MARLES: So why didn’t you try and help in December?

DUTTON: Richard, you’ve made a bad situation worse, I’ll tell you.

ABO: The situation is very difficult for so many out there and I guess, Richard, one of the things that could help is increasing Job Seeker to those most vulnerable. Is that something that the government will consider? We know the Budget is coming up.

MARLES: Well, the report was released earlier in the week and it made suggestions in respect of this. Obviously we're not in a position to fund every good idea and what you can be absolutely assured of is that this Budget is going to be fiscally responsible, and we will be totally focused on easing the cost of living pressures on Australian households and their household budgets. Equally, you will see measures in the Budget in the next few weeks which look to improve the situation for the most disadvantaged. But we're not in a position to fund every idea which is out there. I don't think the committee would have expected that to all occur in the context of one Budget. And we will be having a fiscally responsible Budget that we hand down in a few weeks time.

ABO: Yeah, I mean, look, this is an idea that the Prime Minister, your leader, has been lobbying for basically – in 2020 we saw him tweet that there should be permanent increases to Job Seeker. Has he changed his mind?

MARLES: No. And we understand the pressures that are particularly faced by our most vulnerable. And as I've just said, you'll see measures in the Budget which go to improving the situation for the most disadvantaged. But there are a lot of competing tensions in the Budget, as there are in any Budget. And what I can tell you is the Budget is going to be fiscally responsible and it is going to be centrally focused on easing the cost of living pressures on Australian households.
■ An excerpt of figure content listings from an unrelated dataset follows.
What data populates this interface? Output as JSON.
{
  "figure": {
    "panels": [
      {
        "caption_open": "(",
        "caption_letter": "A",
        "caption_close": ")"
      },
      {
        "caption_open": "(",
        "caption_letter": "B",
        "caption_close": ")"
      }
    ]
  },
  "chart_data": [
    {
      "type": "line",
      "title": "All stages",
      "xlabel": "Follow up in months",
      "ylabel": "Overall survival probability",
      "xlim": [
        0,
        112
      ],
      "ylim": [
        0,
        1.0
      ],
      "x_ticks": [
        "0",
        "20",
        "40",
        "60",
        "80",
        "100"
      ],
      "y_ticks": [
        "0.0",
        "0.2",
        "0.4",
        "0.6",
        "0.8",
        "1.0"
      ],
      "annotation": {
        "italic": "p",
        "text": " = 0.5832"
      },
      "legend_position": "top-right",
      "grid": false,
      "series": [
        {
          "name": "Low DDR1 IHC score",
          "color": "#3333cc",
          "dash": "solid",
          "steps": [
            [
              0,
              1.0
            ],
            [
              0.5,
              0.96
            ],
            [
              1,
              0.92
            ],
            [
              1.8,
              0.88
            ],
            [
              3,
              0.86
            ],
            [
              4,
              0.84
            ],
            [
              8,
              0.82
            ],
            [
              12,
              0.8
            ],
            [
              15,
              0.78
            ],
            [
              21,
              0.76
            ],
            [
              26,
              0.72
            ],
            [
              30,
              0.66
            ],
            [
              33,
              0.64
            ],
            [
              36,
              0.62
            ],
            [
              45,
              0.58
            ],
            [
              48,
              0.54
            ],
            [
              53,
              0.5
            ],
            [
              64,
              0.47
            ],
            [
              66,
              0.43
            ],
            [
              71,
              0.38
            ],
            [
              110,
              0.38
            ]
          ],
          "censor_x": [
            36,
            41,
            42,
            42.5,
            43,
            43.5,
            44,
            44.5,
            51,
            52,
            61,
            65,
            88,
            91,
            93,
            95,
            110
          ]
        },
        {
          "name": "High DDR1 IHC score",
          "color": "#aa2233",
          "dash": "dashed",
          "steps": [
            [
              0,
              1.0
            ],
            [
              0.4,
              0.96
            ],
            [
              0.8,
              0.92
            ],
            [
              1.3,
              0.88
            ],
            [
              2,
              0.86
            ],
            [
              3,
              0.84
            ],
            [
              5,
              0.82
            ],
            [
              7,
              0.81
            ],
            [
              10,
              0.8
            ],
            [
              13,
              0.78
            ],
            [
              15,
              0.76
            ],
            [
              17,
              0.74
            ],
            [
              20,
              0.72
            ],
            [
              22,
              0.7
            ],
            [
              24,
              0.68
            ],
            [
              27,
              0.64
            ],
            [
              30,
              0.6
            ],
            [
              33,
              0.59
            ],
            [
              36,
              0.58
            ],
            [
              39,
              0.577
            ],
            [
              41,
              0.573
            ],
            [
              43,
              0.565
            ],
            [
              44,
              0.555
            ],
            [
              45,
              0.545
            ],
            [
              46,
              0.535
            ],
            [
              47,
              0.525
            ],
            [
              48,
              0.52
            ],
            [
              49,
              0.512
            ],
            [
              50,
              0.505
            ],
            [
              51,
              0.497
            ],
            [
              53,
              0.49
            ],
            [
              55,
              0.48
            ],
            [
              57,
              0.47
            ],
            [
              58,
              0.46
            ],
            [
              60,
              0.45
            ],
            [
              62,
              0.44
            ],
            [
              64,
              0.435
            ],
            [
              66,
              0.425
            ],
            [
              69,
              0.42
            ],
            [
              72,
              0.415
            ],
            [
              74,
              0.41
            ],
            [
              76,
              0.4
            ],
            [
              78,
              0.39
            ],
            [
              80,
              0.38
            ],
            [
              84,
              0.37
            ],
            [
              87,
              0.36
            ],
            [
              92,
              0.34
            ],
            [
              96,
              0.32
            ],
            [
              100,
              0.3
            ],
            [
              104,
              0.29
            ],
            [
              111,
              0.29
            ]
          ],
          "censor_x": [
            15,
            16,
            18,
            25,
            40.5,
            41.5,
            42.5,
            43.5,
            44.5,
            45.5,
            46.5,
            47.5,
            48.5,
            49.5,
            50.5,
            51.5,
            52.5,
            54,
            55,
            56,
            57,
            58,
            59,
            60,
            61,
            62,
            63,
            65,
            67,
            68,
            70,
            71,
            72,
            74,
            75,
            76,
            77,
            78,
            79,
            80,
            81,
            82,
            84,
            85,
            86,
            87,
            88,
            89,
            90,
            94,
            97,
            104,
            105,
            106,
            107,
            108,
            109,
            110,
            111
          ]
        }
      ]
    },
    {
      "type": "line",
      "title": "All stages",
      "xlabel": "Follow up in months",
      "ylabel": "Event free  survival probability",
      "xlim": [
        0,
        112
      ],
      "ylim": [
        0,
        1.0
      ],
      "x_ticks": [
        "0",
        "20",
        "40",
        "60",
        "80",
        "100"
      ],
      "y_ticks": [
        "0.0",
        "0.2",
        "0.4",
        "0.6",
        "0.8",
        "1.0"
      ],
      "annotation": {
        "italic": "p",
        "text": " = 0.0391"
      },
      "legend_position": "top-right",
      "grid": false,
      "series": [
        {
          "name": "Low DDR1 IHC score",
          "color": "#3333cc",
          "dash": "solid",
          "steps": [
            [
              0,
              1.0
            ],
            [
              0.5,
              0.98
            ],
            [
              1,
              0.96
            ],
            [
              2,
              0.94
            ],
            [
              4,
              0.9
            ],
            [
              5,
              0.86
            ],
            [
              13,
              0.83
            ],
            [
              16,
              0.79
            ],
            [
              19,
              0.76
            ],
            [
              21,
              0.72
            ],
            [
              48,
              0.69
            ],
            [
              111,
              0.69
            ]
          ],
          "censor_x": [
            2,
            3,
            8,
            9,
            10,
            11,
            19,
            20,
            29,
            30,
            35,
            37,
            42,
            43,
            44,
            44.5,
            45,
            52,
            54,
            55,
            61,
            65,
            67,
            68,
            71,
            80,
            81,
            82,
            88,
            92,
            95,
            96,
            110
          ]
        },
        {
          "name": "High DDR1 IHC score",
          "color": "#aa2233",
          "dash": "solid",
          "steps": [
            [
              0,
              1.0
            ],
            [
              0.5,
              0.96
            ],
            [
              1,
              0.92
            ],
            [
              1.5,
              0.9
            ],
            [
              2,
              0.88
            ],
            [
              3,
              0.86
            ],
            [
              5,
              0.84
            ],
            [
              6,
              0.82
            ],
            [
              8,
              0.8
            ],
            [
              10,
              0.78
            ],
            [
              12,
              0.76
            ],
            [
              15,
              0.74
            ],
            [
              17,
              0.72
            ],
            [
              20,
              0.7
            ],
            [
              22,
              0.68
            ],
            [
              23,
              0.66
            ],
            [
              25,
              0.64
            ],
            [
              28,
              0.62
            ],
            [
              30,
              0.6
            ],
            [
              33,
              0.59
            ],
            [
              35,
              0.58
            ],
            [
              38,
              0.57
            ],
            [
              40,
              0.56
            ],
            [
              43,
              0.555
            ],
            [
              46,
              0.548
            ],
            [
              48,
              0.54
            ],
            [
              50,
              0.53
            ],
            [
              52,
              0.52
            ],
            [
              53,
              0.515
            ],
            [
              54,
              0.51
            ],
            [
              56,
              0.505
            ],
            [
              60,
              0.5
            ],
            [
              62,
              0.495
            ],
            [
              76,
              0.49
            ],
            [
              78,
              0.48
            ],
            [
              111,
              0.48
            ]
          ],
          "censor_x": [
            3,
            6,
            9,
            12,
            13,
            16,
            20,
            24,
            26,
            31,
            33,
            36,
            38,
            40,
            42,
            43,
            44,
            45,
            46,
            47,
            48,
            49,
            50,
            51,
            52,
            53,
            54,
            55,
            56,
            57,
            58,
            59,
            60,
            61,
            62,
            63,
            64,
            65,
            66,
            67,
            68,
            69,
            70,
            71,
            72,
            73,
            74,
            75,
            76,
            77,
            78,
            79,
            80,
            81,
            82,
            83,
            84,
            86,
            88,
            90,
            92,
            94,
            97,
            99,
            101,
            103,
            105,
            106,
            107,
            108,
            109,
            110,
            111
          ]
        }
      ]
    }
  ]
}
ABO: Peter, could you live off $49 a day?

DUTTON: Well, no, and I think there's an important point to make here. People on low incomes in particular, heard very clear messages from the Prime Minister before the election. For instance, on 97 occasions, that they would reduce your power bill by $275 a year every year. It's never been mentioned since he was elected. And this is a government, I think now it's up to about 19 broken promises from before the election to after. So, you can tell people what they want to believe and what they want to hear before the election, but the Prime Minister clearly is just breaking the promises. And if he didn't intend to fulfil this, then why make it in the first place? I think it’s a pretty tricky deceit, a devious way of treating people, particularly our most vulnerable.

ABO: All right, we have run out of time. I love how feisty you two are this morning it’s wonderful to see. Have a great weekend guys, thanks for your time.